Единственно верное – безмолвствовать подолгу подле, чтобы поймать случившееся некогда волнение, и, очаровываясь им понемногу, отпивая по крошечному, сравнимому с кабошонам росы глотку, сохранить в себе. Не как увядший стебелёк меж неразрезанных страниц позабытого на скамейке томика переведённых с французского басен54, но будто слышное, на века, биение сердца, видимый через прозрачную кожу рассвета пульс солнца или оглушительный ритм кончающих с собой капель тающего снега.
Каждое всё, совершенно лишь до той поры, пока цельно, нетронуто, неповторимо. Доверху наполненное чувством, источая его бесконечно, наделяет оно иных сполна тем, что имеет само. И уже тогда… только тогда! – ты будешь защищён от любой нечистоты дурного и неинтересного, низменного. Смешное и жалкое, оно не будет управлять ни твоими мыслями, ни жизнью самой.
По возвращении с юга, дрозд снял квартиру с видом на лес, уютной спальней под пологом ветвей туи и пружинным матрацем сосновой хвои. Выбирая себе жилище, дрозд особо уповал на наличие ванной комнаты. К счастью, в этой квартире она была. Устроенная на отмели пруда, в ней, без опаски, что снесёт течением, можно было даже дремать. Пруд стоял на довольствии весёлого, лёгкого парня с рыжим, испачканным глиной чубом, – так некогда, при первом знакомстве, отрекомендовался дрозду родник.
За постой с птицы не брали ничего. В оплату хозяйка получала ренту, по птичьему разумению, сущей безделицей, – пением55 по утрам, и возможностью наслаждаться его соседством.
Хозяйка вовсе не была одинока, но… кто ж откажется от такого очаровательного и опрятного квартиранта!
Чистоплотный дрозд ванну принимал подолгу. В ненастье – дважды в день, – по утрам и на закате, а в вёдро56, нет-нет, да от пруда слышались его фырканье и плеск. Дрозд купался с таким удовольствием, так вкусно, с чувством и неким даже аппетитом, что не одни лишь рыбы, принуждённые присутствовать при сём, но даже птицы бросали строить и насиживать гнёзда, с тем только, чтобы поглядеть, как оно всё выходит у дрозда, да перенять его манеры.
Первым делом, дрозд расстёгивал коричневый сюртук, развязывал галстух и ослаблял застёжки украшенного викторианским орнаментом исподнего. Он был весьма стыдлив, и потому сбрасывал с себя одежду лишь у самой кромки воды. Ступив чуть глубже, чтобы сразу намочить подбородок, дрозд принимался плыть вдоль берега, дабы вода смыла то, немногое, что запятнало его с предыдущего омовения.
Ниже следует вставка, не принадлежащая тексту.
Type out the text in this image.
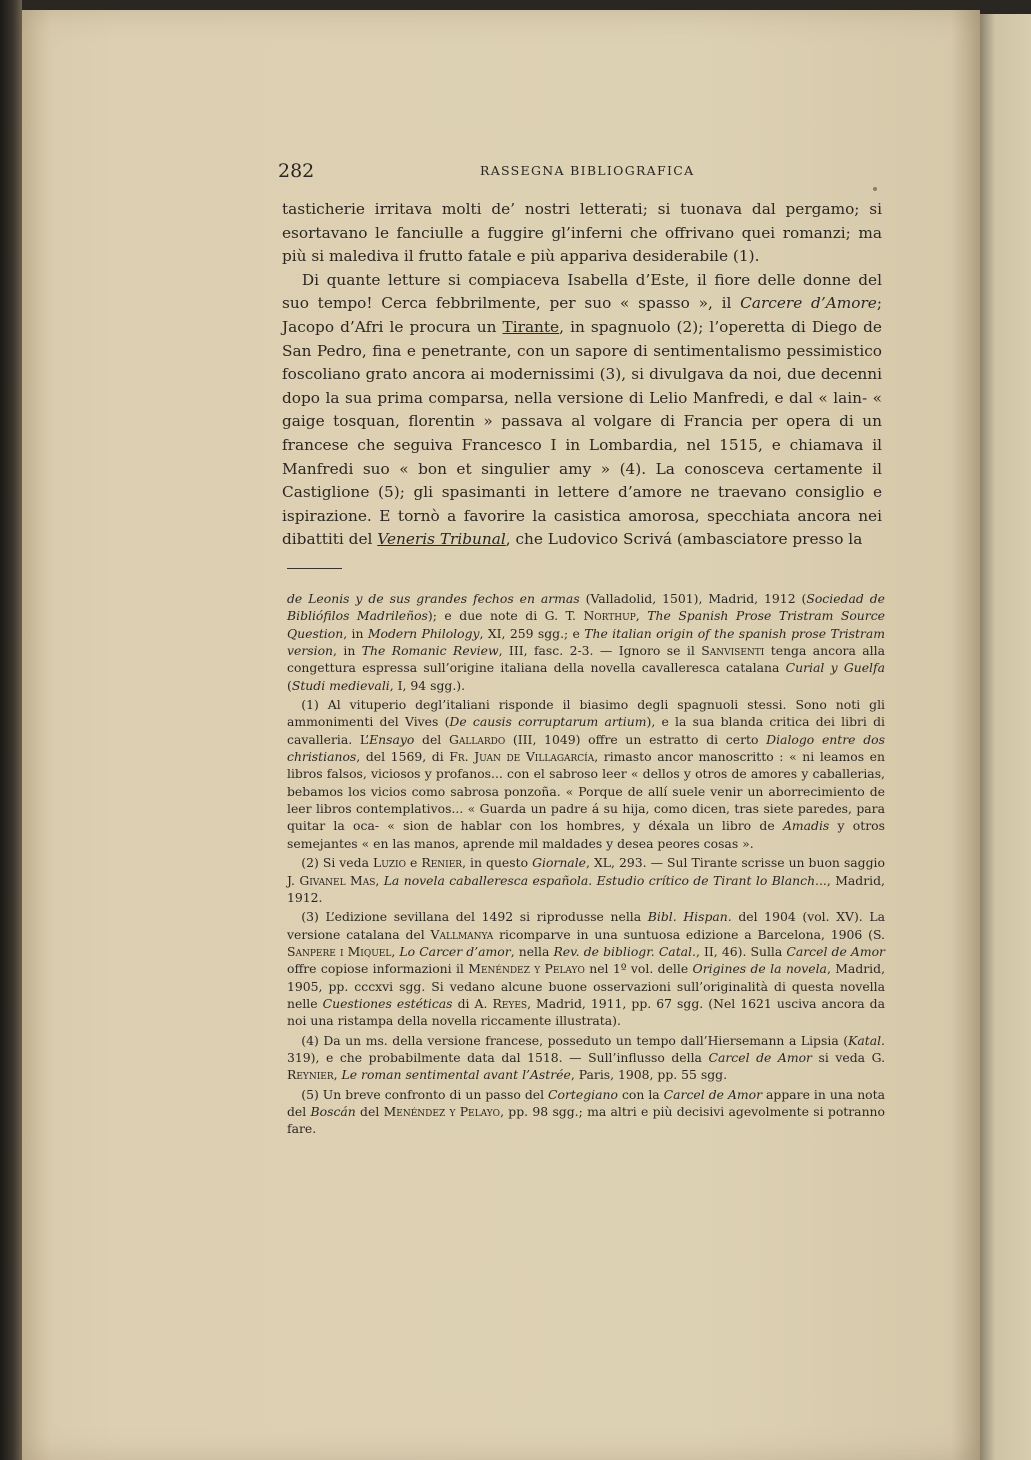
282	RASSEGNA BIBLIOGRAFICA

tasticherie irritava molti de’ nostri letterati; si tuonava dal pergamo; si esortavano le fanciulle a fuggire gl’inferni che offrivano quei romanzi; ma più si malediva il frutto fatale e più appariva desiderabile (1).

Di quante letture si compiaceva Isabella d’Este, il fiore delle donne del suo tempo! Cerca febbrilmente, per suo « spasso », il Carcere d’Amore; Jacopo d’Afri le procura un Tirante, in spagnuolo (2); l’operetta di Diego de San Pedro, fina e penetrante, con un sapore di sentimentalismo pessimistico foscoliano grato ancora ai modernissimi (3), si divulgava da noi, due decenni dopo la sua prima comparsa, nella versione di Lelio Manfredi, e dal « lain- « gaige tosquan, florentin » passava al volgare di Francia per opera di un francese che seguiva Francesco I in Lombardia, nel 1515, e chiamava il Manfredi suo « bon et singulier amy » (4). La conosceva certamente il Castiglione (5); gli spasimanti in lettere d’amore ne traevano consiglio e ispirazione. E tornò a favorire la casistica amorosa, specchiata ancora nei dibattiti del Veneris Tribunal, che Ludovico Scrivá (ambasciatore presso la

de Leonis y de sus grandes fechos en armas (Valladolid, 1501), Madrid, 1912 (Sociedad de Bibliófilos Madrileños); e due note di G. T. Northup, The Spanish Prose Tristram Source Question, in Modern Philology, XI, 259 sgg.; e The italian origin of the spanish prose Tristram version, in The Romanic Review, III, fasc. 2-3. — Ignoro se il Sanvisenti tenga ancora alla congettura espressa sull’origine italiana della novella cavalleresca catalana Curial y Guelfa (Studi medievali, I, 94 sgg.).

(1) Al vituperio degl’italiani risponde il biasimo degli spagnuoli stessi. Sono noti gli ammonimenti del Vives (De causis corruptarum artium), e la sua blanda critica dei libri di cavalleria. L’Ensayo del Gallardo (III, 1049) offre un estratto di certo Dialogo entre dos christianos, del 1569, di Fr. Juan de Villagarcía, rimasto ancor manoscritto : « ni leamos en libros falsos, viciosos y profanos... con el sabroso leer « dellos y otros de amores y caballerias, bebamos los vicios como sabrosa ponzoña. « Porque de allí suele venir un aborrecimiento de leer libros contemplativos... « Guarda un padre á su hija, como dicen, tras siete paredes, para quitar la oca- « sion de hablar con los hombres, y déxala un libro de Amadis y otros semejantes « en las manos, aprende mil maldades y desea peores cosas ».

(2) Si veda Luzio e Renier, in questo Giornale, XL, 293. — Sul Tirante scrisse un buon saggio J. Givanel Mas, La novela caballeresca española. Estudio crítico de Tirant lo Blanch..., Madrid, 1912.

(3) L’edizione sevillana del 1492 si riprodusse nella Bibl. Hispan. del 1904 (vol. XV). La versione catalana del Vallmanya ricomparve in una suntuosa edizione a Barcelona, 1906 (S. Sanpere i Miquel, Lo Carcer d’amor, nella Rev. de bibliogr. Catal., II, 46). Sulla Carcel de Amor offre copiose informazioni il Menéndez y Pelayo nel 1º vol. delle Origines de la novela, Madrid, 1905, pp. cccxvi sgg. Si vedano alcune buone osservazioni sull’originalità di questa novella nelle Cuestiones estéticas di A. Reyes, Madrid, 1911, pp. 67 sgg. (Nel 1621 usciva ancora da noi una ristampa della novella riccamente illustrata).

(4) Da un ms. della versione francese, posseduto un tempo dall’Hiersemann a Lipsia (Katal. 319), e che probabilmente data dal 1518. — Sull’influsso della Carcel de Amor si veda G. Reynier, Le roman sentimental avant l’Astrée, Paris, 1908, pp. 55 sgg.

(5) Un breve confronto di un passo del Cortegiano con la Carcel de Amor appare in una nota del Boscán del Menéndez y Pelayo, pp. 98 sgg.; ma altri e più decisivi agevolmente si potranno fare.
А затем, приобняв за холодную шею родник, покоряясь его течению, парил по вымокшему в пруду небу из одного его конца в другой.
Прилично озябнув, дрозд выбегал на бережок, где, недолго пошевелив для разогреву лопатками, и ещё менее раздумывая, вновь с разбегу бросался в воду.
– И как ему не надоест?
– Да разве ж купание может наскучить!?
– Жаль, он не утка. Ему бы подошло.
– Можно подумать, купаются только водоплавающие.
– Но это же нелепо!
– Что именно?
– Ну, как бы он себя вёл, не будь здесь пруда?!
– Да никак! Не было бы его тут, и все дела!
– Чушь какая! Быть этого не может!
– Ты знаешь, синицы, и тем более по нраву селиться рядом с чистой водой, чтобы пить и купаться. Они скорее лишний раз потрудятся слетать за едой. Вода для них важнее. Зимой, коли представляется шанс, они трут друг другу спинки и стирают бельишко, а после сушат его на морозе.
– Куда там! Скажи ещё, они червячков моют, прежде чем съесть!
– Про синиц ничего такого сказать не могу, а вот тигры, те полощут то, чем намереваются пообедать, в течении реки… Кстати же, и нам пора обедать! Иди-ка, вымой руки хорошенько!
Когда хозяйка разливала по тарелкам первое, в окно ей было видно, как ярый57 щёголь, щегол, глядя на то, как купается дрозд, подошёл к воде, и, стараясь не замочить ног, потянулся попить. Волна боднула его мокрым лбом тихонько, по-пёсьи, глянула доверчиво серым прозрачным глазом снизу вверх, – не уходи, мол, останься, поиграем. Плюнул щегол в воду, и, поскользнувшись от неловкости да от недобра, улетел с досадой. Грош цена тому щёгольству, а то и помене.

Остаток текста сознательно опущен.